I am from the States, but am immigrating to Canada as my wife, Alisha, is from Canada. After we got married in December 2012, we filled out all the paperwork and jumped through all the hoops with that and were able to submit our paperwork in March 2013. I believe the average processing time is about a year, so I'm hoping that March of 2014 will mean I will be okay to live and work in Canada as a permanent resident. In the meantime I have been okayed to live in Canada while I'm waiting to work, so I live with my wife in Brantford, Ontario and return to the States every month for about a week and a half to work with the wonderful people at Studio 13 in Fort Wayne, Indiana. I'm hoping to be working full time in Canada sometime around March 2014 and am adding people to a wait list for once this happens, so I can start scheduling appointments as soon as my paperwork goes through.
For more on Cory, click:
For organic-meets-industrial-geometric tattoos, check out the portfolio of Maika Houde, of Tattoos by Maika, in Montreal, Canada.
This self-taught tattooist, who began painting when she was 9 years old thanks to her artist mother, picked up the tattoo machine in 2005, and has since developed a signature style that plays with various forms outside of traditional tattooing. She says of her influences:
I am inspired a lot by abandoned industrial sites in decay, rusted pieces of machinery, destroyed cities landscapes, architectural landscapes and also of course geometry. And I am fascinated with contrast such as organic shapes versus extremely technical geometric pattern, shape or design.I also asked Maika about her tattoo process:
As for my Organic/Industrial Geometry work, I usually work first on paper, of course, after having consulted once with the client.

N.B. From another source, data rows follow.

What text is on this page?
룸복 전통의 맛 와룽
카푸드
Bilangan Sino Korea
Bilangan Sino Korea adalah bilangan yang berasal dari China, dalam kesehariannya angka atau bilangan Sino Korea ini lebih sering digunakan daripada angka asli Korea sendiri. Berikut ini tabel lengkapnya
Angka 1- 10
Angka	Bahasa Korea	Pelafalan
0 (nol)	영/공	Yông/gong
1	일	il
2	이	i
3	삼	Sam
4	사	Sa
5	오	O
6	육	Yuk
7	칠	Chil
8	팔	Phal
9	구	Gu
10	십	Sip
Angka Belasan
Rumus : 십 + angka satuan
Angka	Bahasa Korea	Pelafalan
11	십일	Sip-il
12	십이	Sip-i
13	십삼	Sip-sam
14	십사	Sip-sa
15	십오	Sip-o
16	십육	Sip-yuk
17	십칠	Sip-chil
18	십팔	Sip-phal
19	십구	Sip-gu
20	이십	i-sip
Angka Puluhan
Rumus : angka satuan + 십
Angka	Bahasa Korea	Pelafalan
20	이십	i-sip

But, to make it fit nicely on the body, I usually draw parts of the design on the clients and build it on them in the first session. [...]
When asked about her particular clientele, Maika explains:
A fascinating thing I have noticed is that a lot of my clientele are engineers, biologists, scientists of some sort, architects, doctors, mathematicians ... they come from the left side of the brain and I've found it an interesting mix: their left side of the brain encounters my right side of the brain! Ha! It feels like it's an opening, a welcome sign, for the left-sided brain people into the world of tattoo. There's a lot more "geeky" & "nerdy" tattoos in the world now, where before there wasn't! I think it's exciting!Maika often does guest spots out of Edmonton, Toronto, Quebec City, and will be expanding her travel into Europe. She'll be working the Frankfurt Convention in 2014, among other shows.